Business entity principle
The principle that requires every business to be accounted for separately and distinctly from its owner or owners is known as the:
Business entity principle.
The rules adopted by the accounting profession as guides in preparing financial statements are:
Comprised of both general and specific principles. Known as generally accepted accounting principles. Abbreviated as GAAP. Intended to make information in financial statements relevant, reliable, and comparable. All of the above.

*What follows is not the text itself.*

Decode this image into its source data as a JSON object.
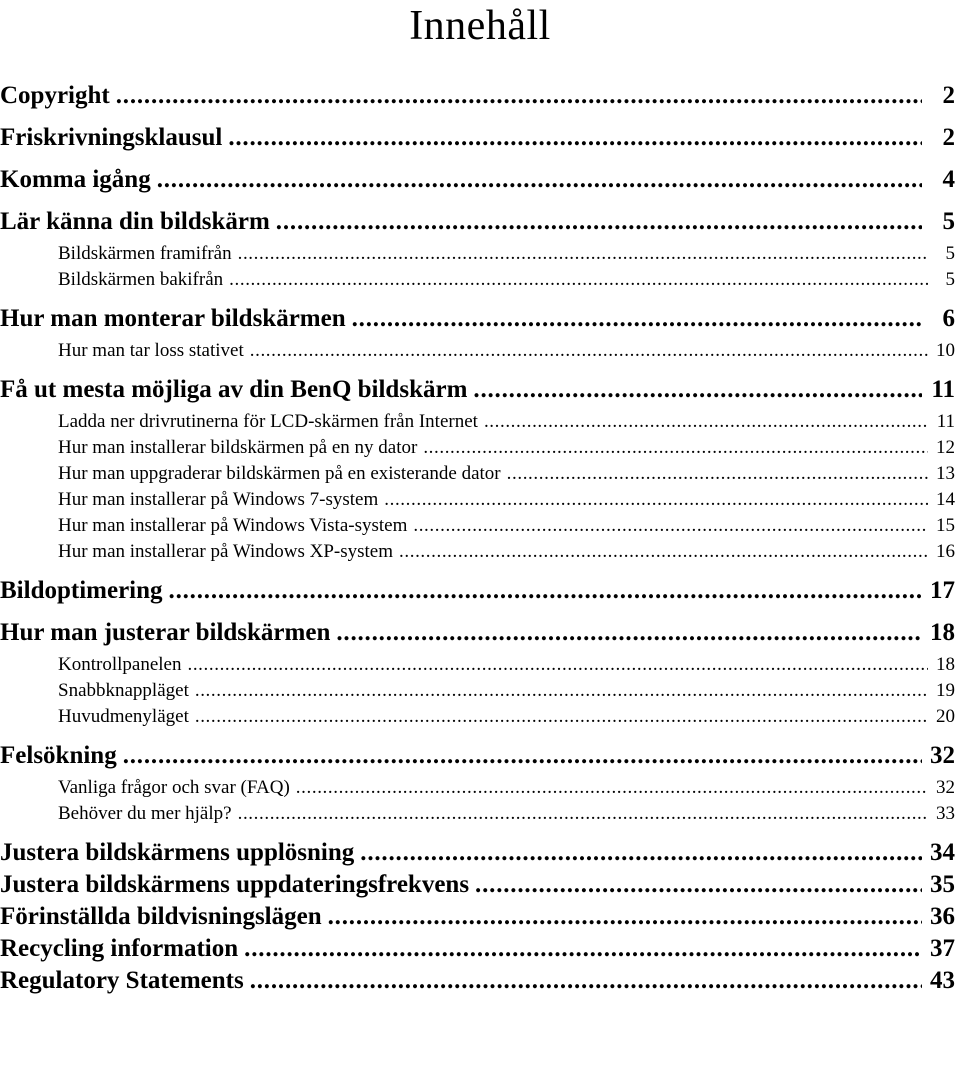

The accounting principle that requires accounting information to be based on actual cost and requires assets and services to be recorded initially at the cash or cash-equivalent amount given in exchange, is the:
Cost principle.
The difference between a company's assets and its liabilities, or net assets is:
Equity
A partnership:
Has unlimited liability.
Accounting is
Is an information and measurement system. Identifies, records, and communicates information about business activities Helps people make better decisions Involves interpreting information and designing information systems to provide useful reports that monitor and control a company's activities. All of the above
The accounting guideline that requires financial statement information to be supported by independent, unbiased evidence other than someone's belief or opinion is the:
Objectivity principle.
Net income:
Occurs when revenues exceed expenses.
The financial statement that shows the beginning balance of owner's equity; the changes in equity that resulted from new investments by the owner, net income (or net loss), and withdrawals; and the ending balance, is the:
Statement of owner's equity.
Revenues are:
The gross increase in equity from a company's earning activities.